Ava Swevels received the 11th Dow Best OML Master Thesis Award 2023
On the 19th of October, 2023, Ava Swevels received the Dow Best OML Master Thesis Award 2023. The jury unanimously decided to grant the 11th edition of this award to Ava. The award is accompanied by a check of 1,000 Euros. This yearly award is handed over by a representative of Dow at the Operations Management & Logistics Diploma Ceremony, in the Fall of this year by Leo Baeten (ISC Director Industrial Intermediates & Infrastructure).

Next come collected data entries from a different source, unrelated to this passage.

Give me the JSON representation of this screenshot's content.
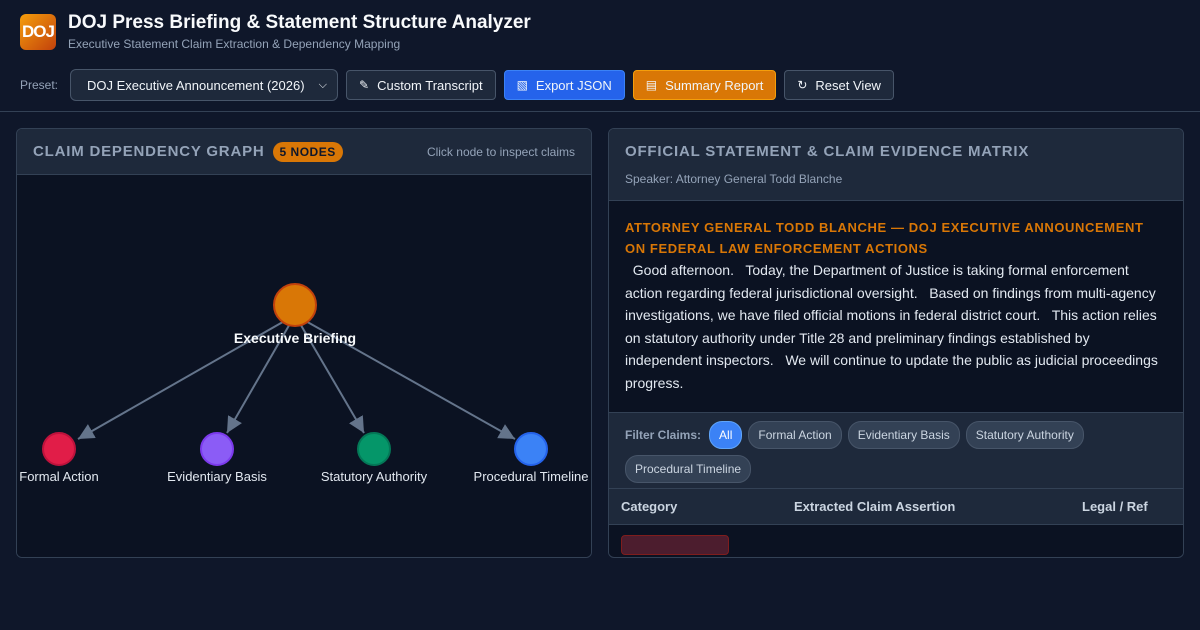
{
  "app": {
    "logo_text": "DOJ",
    "title": "DOJ Press Briefing & Statement Structure Analyzer",
    "subtitle": "Executive Statement Claim Extraction & Dependency Mapping"
  },
  "toolbar": {
    "preset_label": "Preset:",
    "preset_value": "DOJ Executive Announcement (2026)",
    "custom_label": "Custom Transcript",
    "export_label": "Export JSON",
    "summary_label": "Summary Report",
    "reset_label": "Reset View"
  },
  "graph_panel": {
    "title": "CLAIM DEPENDENCY GRAPH",
    "badge": "5 NODES",
    "hint": "Click node to inspect claims",
    "nodes": [
      {
        "label": "Executive Briefing",
        "color": "#d97706"
      },
      {
        "label": "Formal Action",
        "color": "#e11d48"
      },
      {
        "label": "Evidentiary Basis",
        "color": "#8b5cf6"
      },
      {
        "label": "Statutory Authority",
        "color": "#059669"
      },
      {
        "label": "Procedural Timeline",
        "color": "#3b82f6"
      }
    ]
  },
  "statement_panel": {
    "title": "OFFICIAL STATEMENT & CLAIM EVIDENCE MATRIX",
    "speaker": "Speaker: Attorney General Todd Blanche",
    "heading": "ATTORNEY GENERAL TODD BLANCHE — DOJ EXECUTIVE ANNOUNCEMENT ON FEDERAL LAW ENFORCEMENT ACTIONS",
    "body": "Good afternoon.   Today, the Department of Justice is taking formal enforcement action regarding federal jurisdictional oversight.   Based on findings from multi-agency investigations, we have filed official motions in federal district court.   This action relies on statutory authority under Title 28 and preliminary findings established by independent inspectors.   We will continue to update the public as judicial proceedings progress."
  },
  "filters": {
    "label": "Filter Claims:",
    "options": [
      "All",
      "Formal Action",
      "Evidentiary Basis",
      "Statutory Authority",
      "Procedural Timeline"
    ],
    "active": "All"
  },
  "table": {
    "headers": [
      "Category",
      "Extracted Claim Assertion",
      "Legal / Ref"
    ]
  }
}
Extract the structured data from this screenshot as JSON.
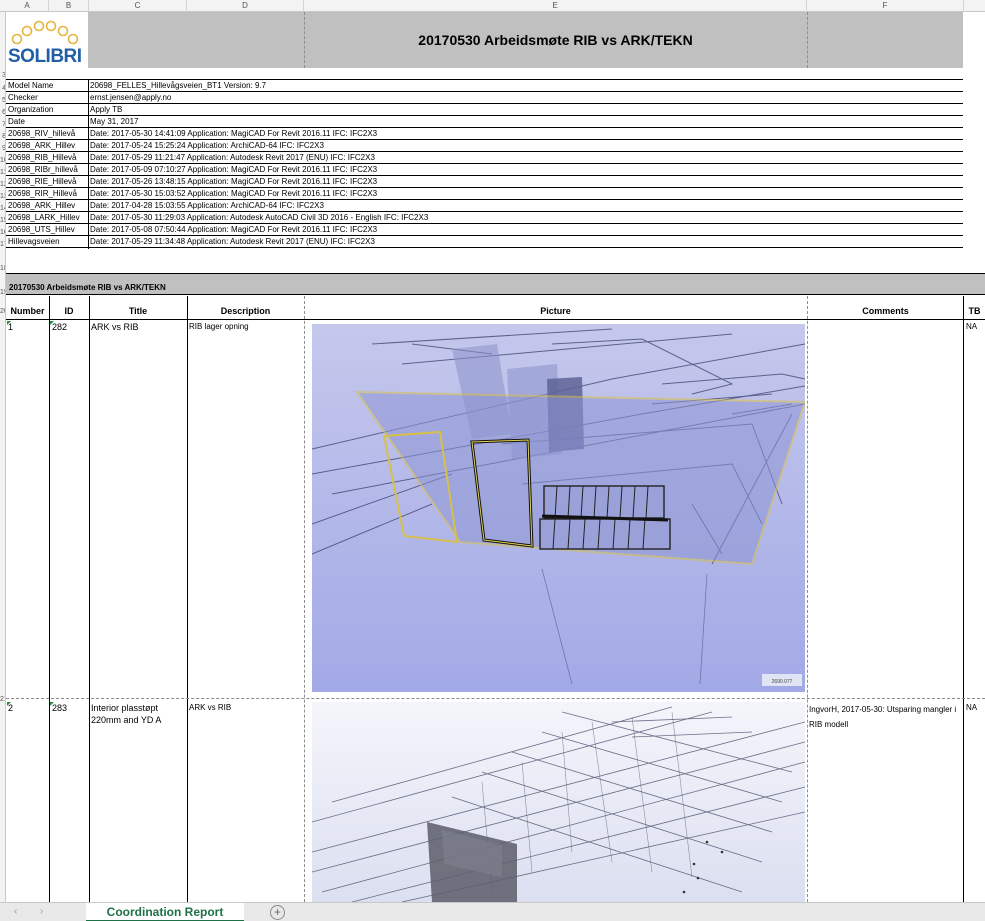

In the thesis, titled “Creating a Digital Shadow of a Manufacturing Process with Inferred Missing Information using an Event Knowledge Graph”, Ava provides an excellent combination of emerging technology with real industrial application. Ava uses a highly promising modeling language as a point of departure for creating a digital shadow, namely an event knowledge graph. She extends it with the clearly delineated contribution of an inference engine, a way to include missing data. What is particularly appreciated is that, in executing her research, Ava never lost sight of balancing the practical and the academic. For one this expresses itself in the fact that her data model builds on a healthy mix of academic and practical requirements. Digital shadows for one manufacturing process seem expandable to factories and supply chains. This is clearly beneficial to not only her partner company, but can be used by others seeking better understanding of their processes. The result is a practically valuable thesis, that at the same time has notable academic merit. Noteworthy is that the academic merit manifests itself in a publication in the main track of the internationally well renowned, and highly selective, 2023 Business Process Management conference. On top of the great content of the research the thesis was well written
About the DOW-awards
The jury consisted of Aram de Ruiter and Kyle Harshbarger from Dow, and Sybren de Kinderen and Alp Akcay from Eindhoven University of Technology. Marco Slikker served as non-voting jury chair. The jury judged the theses on their academic contribution and industrial impact. The students that graduated in the past academic year and received at least a grade of 9 for their projects and theses have been nominated for the award. Fifteen students satisfied this criterium. The jury is happy with the quality, and concluded that all reflected the objectives of the Operations Management & Logistics program very well, i.e., to use formal models to analyze, improve, and redesign operational processes.